Sadness is the feeling that most people commonly report after someone dies, which might be why it feels peculiar to you if you don't feel sad. But be mindful that
grief and loss evoke a number of different feelings, not just sadness. You may also feel numbness, relief, anger, guilt, fear, remorse, peace -- or perhaps even joy. None of these feelings are right or wrong. They're just feelings.
The circumstances of the loss and your relationship to the person who died are likely to influence the emotions you feel. If the person was in excruciating pain, was suffering a prolonged illness, or demanded a lot from you, you may feel more relief than sadness once he or she has died. For example, if you cared for your mother during a long, final battle with cancer, you may feel comforted that she's no longer in anguish; you may also feel happy to be freed from the constancy and uncertainty of caring for her. And if the person who died wasn't nice to you, you can't really expect to feel terribly sad. These are all normal responses.
Also, some people go through more sadness before a death than after it. If you've done a lot of this type of anticipatory grieving (while caring with someone with Alzheimer's or another debilitating disease, for example), you might be surprised that you shed fewer tears once the person is gone. That's normal, too.
Finally, be aware that we're all capable of feeling a number of different emotions at the same time, which can sometimes have confusing results. For example, fear, relief, and anger may vie for top billing when someone you love has died after a long illness. Fear could be about the medical bills. Relief could be about the end of the person's physical suffering, or about the enormous stress and self-sacrifice you experienced as a caregiver. Anger could be about the kind of medical care the person received. It can be almost impossible to feel sad when all of those other feelings are swirling around. Sadness may surface at some later time when the more immediately demanding feelings have been addressed -- or it might not.

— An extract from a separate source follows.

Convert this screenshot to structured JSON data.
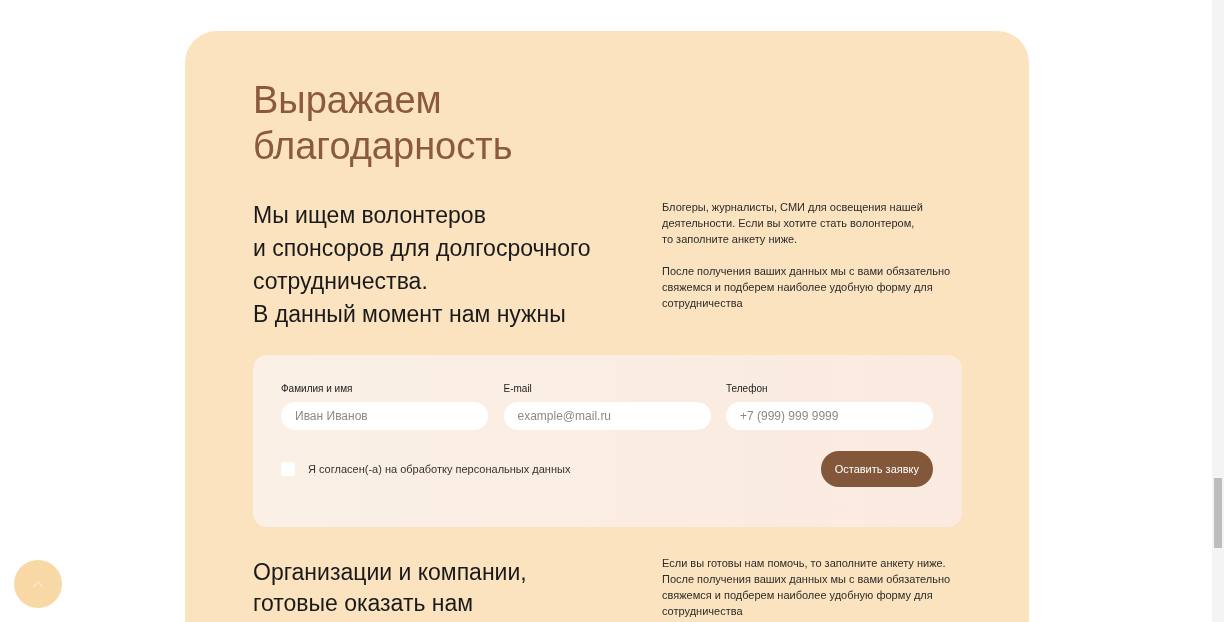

If it still strikes you as odd or unsettling that sadness isn't registering when you think about the person who died, that's worth exploring. Since sadness is an extremely hard emotion to weather, maybe your psyche is somehow holding you back from letting you feel it. Ask yourself, "What would be the worst thing that could happen if sad feelings started to surface?" Explore further by asking, "If that worst thing happened, would I survive it?" And if it doesn't feel like you'd survive it, ask, "Is there anything I could do to make that worst possible outcome more tolerable?"
For example, a lot of people express concern that if they tapped into their sad feelings, there'd be an avalanche. They fear they'd never be able to stop crying. This fear is extremely common, but usually unfounded. Emotions come and go -- and they go more swiftly when they get airtime. So if you fear an avalanche, you might ask someone to be your safety net -- to act as your witness, or simply to be available to you should you need companionship.
You might discover that the more you look into the absence of sadness, the more you see it really as just that -- an absence of sadness. If it's an absence of feeling altogether, then your task is to keep yourself safe while numbness persists. It's easy to give numbness a bad reputation, but it really is your psyche's best attempt to protect you from big feelings or reactions until you're ready to have them surface.
If the numbness lasts for many months, however, consider treatment for posttraumatic stress disorder (PTSD), as this is one of the disorder's most common symptoms. If it turns out that numbness or PTSD is blocking you from feelings of sadness, getting treatment can help you identify and understand the how and why of your emotions -- and help get you back to feeling like yourself again as quickly as possible.